1. I am an avid Google fan. For my money (um, none) it is the simplest, easiest, and most effective search engine. Have you ever tried, however, Google’s Advanced Search? It lets you choose what words to exclude from your search and customize the results. Another fun tool is Google’s Custom Search, which lets you name your own search engine, tell it what sites to search, and customize the look and feel. This might be useful for teachers who want their students to stick to a few trusted sites for searching.
2. Wolfram Alpha– It is different from traditional search engines because instead of searching for web pages that might have the answer to your question, it actually ANSWERS your question. This works best with mathematical queries, for example, a search for “population of china” results in a simple one page answer containing the current population right at the top of the page, a graph of recent and long term population history, and related demographical data. There is also a great page available for teachers with ways to use W/A in the classroom.

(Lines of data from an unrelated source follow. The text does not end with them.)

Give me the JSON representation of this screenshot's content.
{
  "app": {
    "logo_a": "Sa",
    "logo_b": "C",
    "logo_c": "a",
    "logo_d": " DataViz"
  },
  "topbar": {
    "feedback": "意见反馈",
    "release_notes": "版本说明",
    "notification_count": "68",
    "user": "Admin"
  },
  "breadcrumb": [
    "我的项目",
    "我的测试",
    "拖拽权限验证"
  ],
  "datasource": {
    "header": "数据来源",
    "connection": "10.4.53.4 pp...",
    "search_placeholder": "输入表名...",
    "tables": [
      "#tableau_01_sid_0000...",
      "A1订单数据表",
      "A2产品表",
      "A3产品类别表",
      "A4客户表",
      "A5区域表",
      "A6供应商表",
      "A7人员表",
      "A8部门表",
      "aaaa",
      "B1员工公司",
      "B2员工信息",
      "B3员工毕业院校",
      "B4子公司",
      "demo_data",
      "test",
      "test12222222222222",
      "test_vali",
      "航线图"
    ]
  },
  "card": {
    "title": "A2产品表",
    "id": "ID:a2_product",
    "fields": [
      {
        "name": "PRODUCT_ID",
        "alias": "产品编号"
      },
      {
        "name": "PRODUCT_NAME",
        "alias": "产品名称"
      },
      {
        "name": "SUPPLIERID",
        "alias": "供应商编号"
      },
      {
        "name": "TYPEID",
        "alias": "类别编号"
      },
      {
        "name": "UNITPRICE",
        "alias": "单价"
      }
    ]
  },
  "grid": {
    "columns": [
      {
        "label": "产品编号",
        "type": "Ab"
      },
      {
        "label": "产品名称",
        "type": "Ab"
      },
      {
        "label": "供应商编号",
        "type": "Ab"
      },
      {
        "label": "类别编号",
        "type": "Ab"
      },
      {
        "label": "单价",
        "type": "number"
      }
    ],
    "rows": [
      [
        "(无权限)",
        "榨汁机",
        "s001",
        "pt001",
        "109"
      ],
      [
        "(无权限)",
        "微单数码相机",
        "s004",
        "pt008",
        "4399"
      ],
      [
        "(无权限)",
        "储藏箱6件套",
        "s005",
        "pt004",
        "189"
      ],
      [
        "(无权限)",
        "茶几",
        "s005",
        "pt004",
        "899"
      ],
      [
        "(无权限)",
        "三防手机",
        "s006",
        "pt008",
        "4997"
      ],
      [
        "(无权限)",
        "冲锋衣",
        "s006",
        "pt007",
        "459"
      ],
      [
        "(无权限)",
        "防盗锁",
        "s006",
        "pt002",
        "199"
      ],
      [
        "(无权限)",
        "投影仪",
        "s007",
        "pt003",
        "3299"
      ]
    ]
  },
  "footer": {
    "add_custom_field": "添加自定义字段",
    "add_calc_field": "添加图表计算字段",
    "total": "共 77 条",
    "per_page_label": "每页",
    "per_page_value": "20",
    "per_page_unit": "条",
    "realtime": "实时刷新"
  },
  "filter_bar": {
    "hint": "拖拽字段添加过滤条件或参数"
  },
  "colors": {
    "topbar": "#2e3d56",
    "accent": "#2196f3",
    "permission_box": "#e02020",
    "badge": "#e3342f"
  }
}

3. Bing. I hate Bing. I don’t know why, I just find the results are geared towards selling me something instead of helping me answer my query. But one thing I do like about Bing is it’s Price Predictor. Anytime I need to purchase airplane tickets, I check Bing to see if the fares are expected to rise, fall, or hold steady (they measure this based on recent price trends). I’ve gotten some great deals this way.
4. Delicious– Since I use Delicious to keep track of all my bookmarks (although I’ve started dabbling in Google Bookmarks as well) I like searching its database for other sites that have tags similar to what I have tagged. A “tag” is a keyword that describes what a website is about, and is, at least on Delicious, user-defined.
5. Google Fast Flip – I know, another Google thing. You’d think I work for them or something. Hey, Google! You hiring? But seriously,
really, are you hiring? what I like about FastFlip is the visual aspect. You type in a topic, and it shows you results as “front pages” of a newspaper. My students find it easier to find current events this way, as opposed to a plain web search.